Prisoner’s Daughter Avis critique du film (2023)
Avec un scénario de Mark Bacci, « Prisoner’s Daughter » se déroule sur des lignes assez prévisibles : la lente fusion de Maxine envers son père, le lien formé entre grand-père et petit-fils, etc., et Brian Cox et Kate Beckinsale remplissent leurs personnages aux traits fins de trame de fond et émotions compliquées étoffées. Chaque scène est chargée de bagages du passé. Ezra, victime d’intimidation à l’école pour ses crises, a besoin d’une figure paternelle puisque son propre père est un perdant toxicomane nommé Tyler (Tyson Ritter), qui joue dans un « groupe » et vit dans ce qu’il appelle « une coopérative d’artistes ». » (vraiment juste un repaire de drogue). Ezra veut voir son père plus. Tyler exige de faire partie de la vie de son fils. Maxine connaît les dangers et est prête à être le « méchant », refusant l’accès à Tyler. Max, bien installé dans la petite maison, tente d’intervenir. Parfois cela se passe bien, d’autres fois, moins bien.

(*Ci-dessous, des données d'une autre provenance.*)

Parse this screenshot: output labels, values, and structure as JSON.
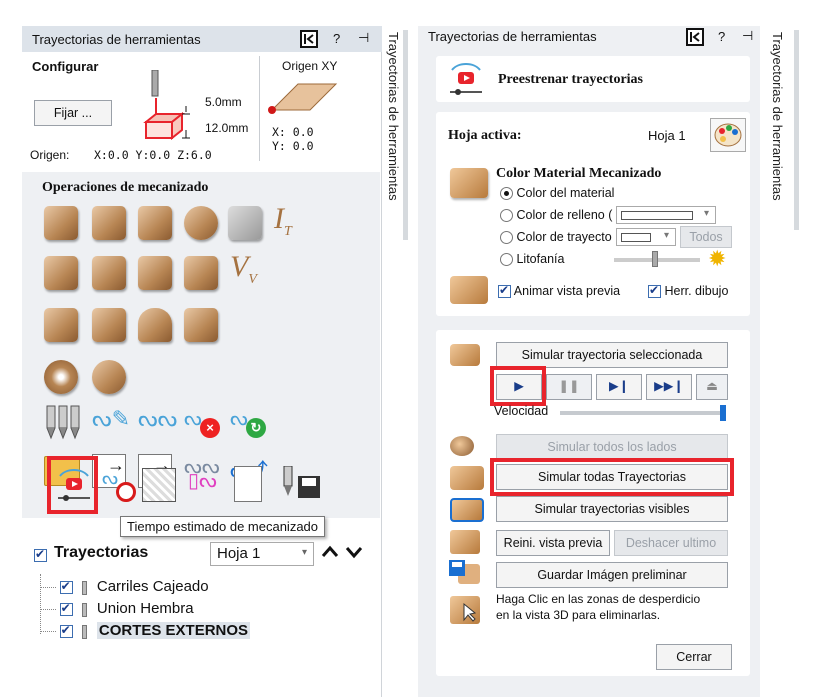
{
  "left": {
    "title": "Trayectorias de herramientas",
    "help": "?",
    "pin": "⊣",
    "configurar": "Configurar",
    "fijar": "Fijar ...",
    "dim_top": "5.0mm",
    "dim_bottom": "12.0mm",
    "origen_xy": "Origen XY",
    "xy_x": "X: 0.0",
    "xy_y": "Y: 0.0",
    "origen_label": "Origen:",
    "origen_value": "X:0.0 Y:0.0 Z:6.0",
    "ops_title": "Operaciones de mecanizado",
    "tooltip": "Tiempo estimado de mecanizado",
    "tray_label": "Trayectorias",
    "sheet_value": "Hoja 1",
    "items": [
      "Carriles Cajeado",
      "Union Hembra",
      "CORTES EXTERNOS"
    ],
    "side_tab": "Trayectorias de herramientas"
  },
  "right": {
    "title": "Trayectorias de herramientas",
    "help": "?",
    "pin": "⊣",
    "preview_title": "Preestrenar trayectorias",
    "hoja_activa": "Hoja activa:",
    "hoja_value": "Hoja 1",
    "color_title": "Color Material Mecanizado",
    "opt_material": "Color del material",
    "opt_relleno": "Color de relleno (",
    "opt_trayecto": "Color de trayecto",
    "todos": "Todos",
    "opt_litofania": "Litofanía",
    "animar": "Animar vista previa",
    "herr": "Herr. dibujo",
    "sim_sel": "Simular trayectoria seleccionada",
    "velocidad": "Velocidad",
    "sim_lados": "Simular todos los lados",
    "sim_todas": "Simular todas Trayectorias",
    "sim_visibles": "Simular trayectorias visibles",
    "reini": "Reini. vista previa",
    "deshacer": "Deshacer ultimo",
    "guardar": "Guardar Imágen preliminar",
    "haga_1": "Haga Clic en las zonas de desperdicio",
    "haga_2": "en la vista 3D para eliminarlas.",
    "cerrar": "Cerrar",
    "side_tab": "Trayectorias de herramientas"
  },
  "colors": {
    "highlight": "#e8242c",
    "accent": "#1a6fd1",
    "wood": "#b78553"
  },
  "speed_fraction": 1.0
}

Les bons scripts vous font oublier qu’ils sont des scripts. Le scénario de « Prisoner’s Daughter » est assez bavard et ne prend jamais son envol. Vous pouvez presque voir les mots sur la page, malgré les efforts soutenus de Beckinsale et Cox. Young Convery (très bon dans un rôle similaire dans « Pinball: The Man Who Saved the Game ») ne s’en sort pas aussi bien. Alors qu’Ezra est ce que vous appelleriez « précoce », son dialogue bascule dans la mièvrerie et sonne comme s’il avait été écrit par quelqu’un qui ne connaît pas les enfants. Les plaisanteries conscientes de soi grincent, tout comme la capacité calme à initier des conversations émotionnelles difficiles avec des adultes, en utilisant un langage thérapeutique, comme un enfant de sit-com, vers 1987. Il est difficile de surmonter ce problème. Si le dialogue ne semble pas réel, rien d’autre n’a une chance de décoller. Le film est trahi par sa séquence finale, où Max prend les choses en main, un développement d’intrigue d’un type de film tout à fait différent. Et donc ce qui aurait pu être axé sur les personnages est après tout axé sur l’intrigue. « La fille du prisonnier » se dégonfle.

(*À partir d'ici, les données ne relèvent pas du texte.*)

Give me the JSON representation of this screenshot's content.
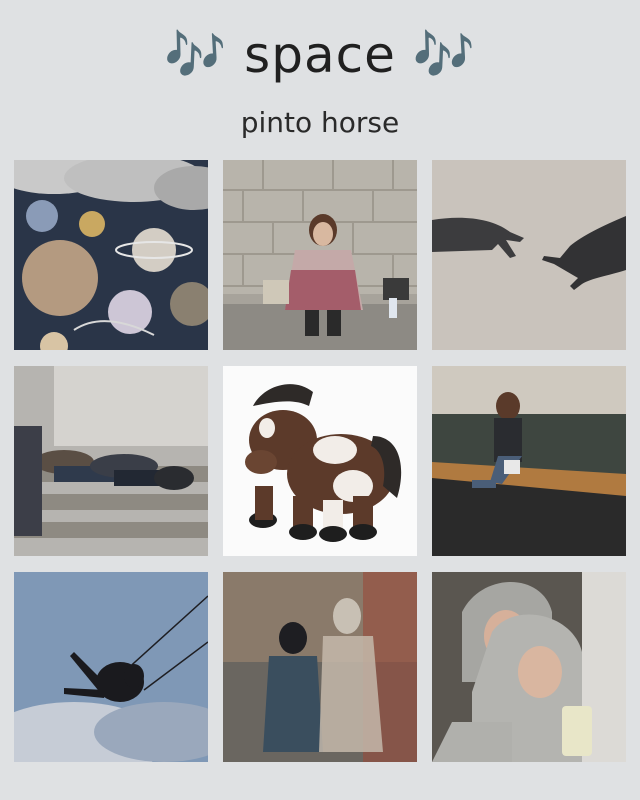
{
  "header": {
    "title": "🎶 space 🎶",
    "subtitle": "pinto horse"
  },
  "tiles": [
    {
      "icon": "planets-collage-image"
    },
    {
      "icon": "girl-sitting-on-steps-image"
    },
    {
      "icon": "reaching-hands-shadow-image"
    },
    {
      "icon": "people-lying-on-stairs-image"
    },
    {
      "icon": "pinto-horse-plush-image"
    },
    {
      "icon": "woman-on-bench-image"
    },
    {
      "icon": "swing-silhouette-image"
    },
    {
      "icon": "painting-two-figures-image"
    },
    {
      "icon": "hoodie-mirror-selfie-image"
    }
  ]
}
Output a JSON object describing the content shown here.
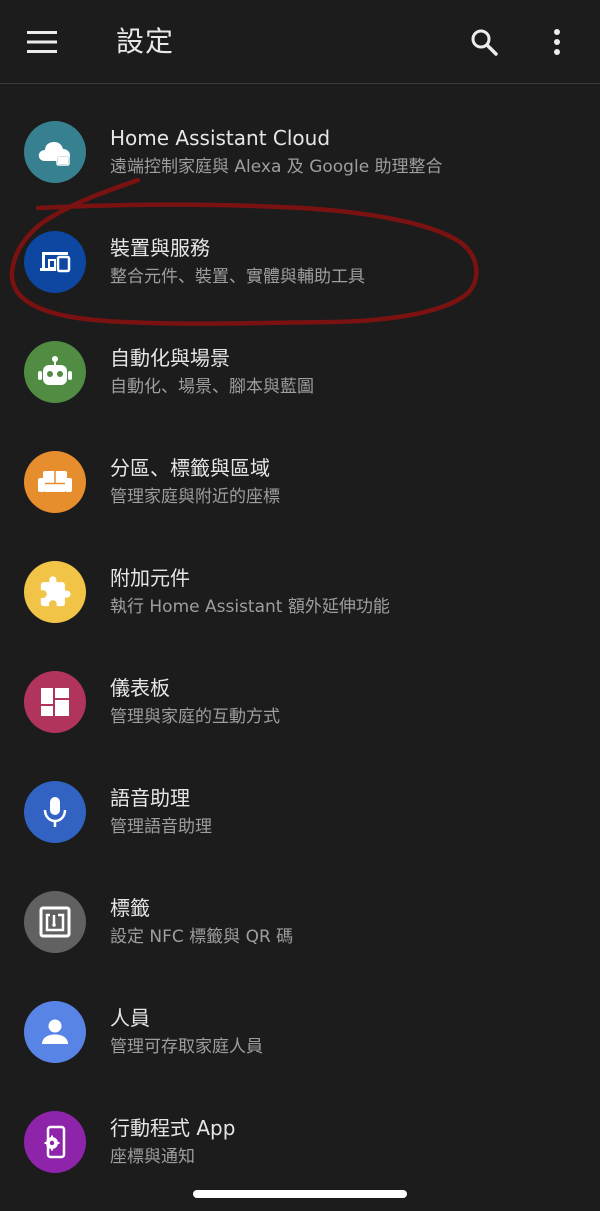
{
  "header": {
    "title": "設定"
  },
  "colors": {
    "background": "#1c1c1c",
    "annotation": "#7a1212"
  },
  "items": [
    {
      "label": "Home Assistant Cloud",
      "desc": "遠端控制家庭與 Alexa 及 Google 助理整合",
      "icon": "cloud-lock-icon",
      "color": "#37808f"
    },
    {
      "label": "裝置與服務",
      "desc": "整合元件、裝置、實體與輔助工具",
      "icon": "devices-icon",
      "color": "#0d47a1"
    },
    {
      "label": "自動化與場景",
      "desc": "自動化、場景、腳本與藍圖",
      "icon": "robot-icon",
      "color": "#518c43"
    },
    {
      "label": "分區、標籤與區域",
      "desc": "管理家庭與附近的座標",
      "icon": "sofa-icon",
      "color": "#e68d2e"
    },
    {
      "label": "附加元件",
      "desc": "執行 Home Assistant 額外延伸功能",
      "icon": "puzzle-icon",
      "color": "#f1c447"
    },
    {
      "label": "儀表板",
      "desc": "管理與家庭的互動方式",
      "icon": "dashboard-icon",
      "color": "#b1345c"
    },
    {
      "label": "語音助理",
      "desc": "管理語音助理",
      "icon": "microphone-icon",
      "color": "#3263c3"
    },
    {
      "label": "標籤",
      "desc": "設定 NFC 標籤與 QR 碼",
      "icon": "nfc-tag-icon",
      "color": "#616161"
    },
    {
      "label": "人員",
      "desc": "管理可存取家庭人員",
      "icon": "person-icon",
      "color": "#5884e5"
    },
    {
      "label": "行動程式 App",
      "desc": "座標與通知",
      "icon": "cellphone-cog-icon",
      "color": "#8e24aa"
    }
  ]
}
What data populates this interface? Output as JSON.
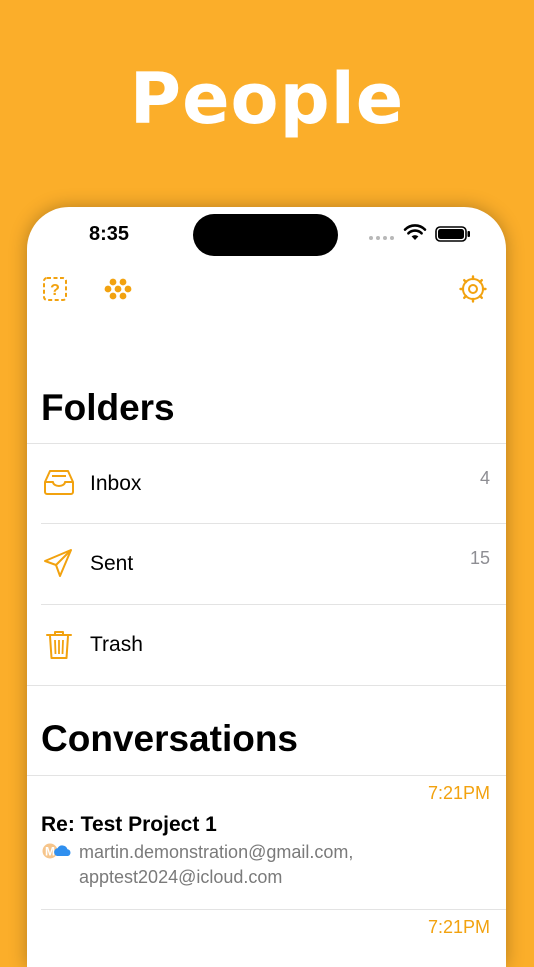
{
  "headline": "People",
  "status_bar": {
    "time": "8:35"
  },
  "folders": {
    "title": "Folders",
    "items": [
      {
        "label": "Inbox",
        "count": "4",
        "icon": "inbox-tray-icon"
      },
      {
        "label": "Sent",
        "count": "15",
        "icon": "paper-plane-icon"
      },
      {
        "label": "Trash",
        "count": "",
        "icon": "trash-can-icon"
      }
    ]
  },
  "conversations": {
    "title": "Conversations",
    "items": [
      {
        "time": "7:21PM",
        "subject": "Re: Test Project 1",
        "participants_line1": "martin.demonstration@gmail.com,",
        "participants_line2": "apptest2024@icloud.com"
      },
      {
        "time": "7:21PM"
      }
    ]
  },
  "colors": {
    "accent": "#F2A20F",
    "background": "#FBAE2A"
  }
}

Si vous ne voyiez Las Vegas qu’au cinéma, vous penseriez qu’elle était uniquement composée de la bande de néons et peuplée de gangsters, de gros joueurs et de showgirls. Mais Las Vegas est, bien sûr, un endroit où vivent des gens normaux. Semblable à « The Descendants » d’Alexander Payne, qui se déroule dans un Hawaï rarement montré dans les films, « Prisoner’s Daughter » évoque Las Vegas dans toute sa beauté et sa misère désertiques (la « coopérative d’artistes » est la substance sale des cauchemars). Maxine qualifie sa petite maison de « dépotoir », mais elle a une cour arrière et un garage inachevé, et elle a fait de son mieux pour la rendre accueillante malgré ses moyens limités.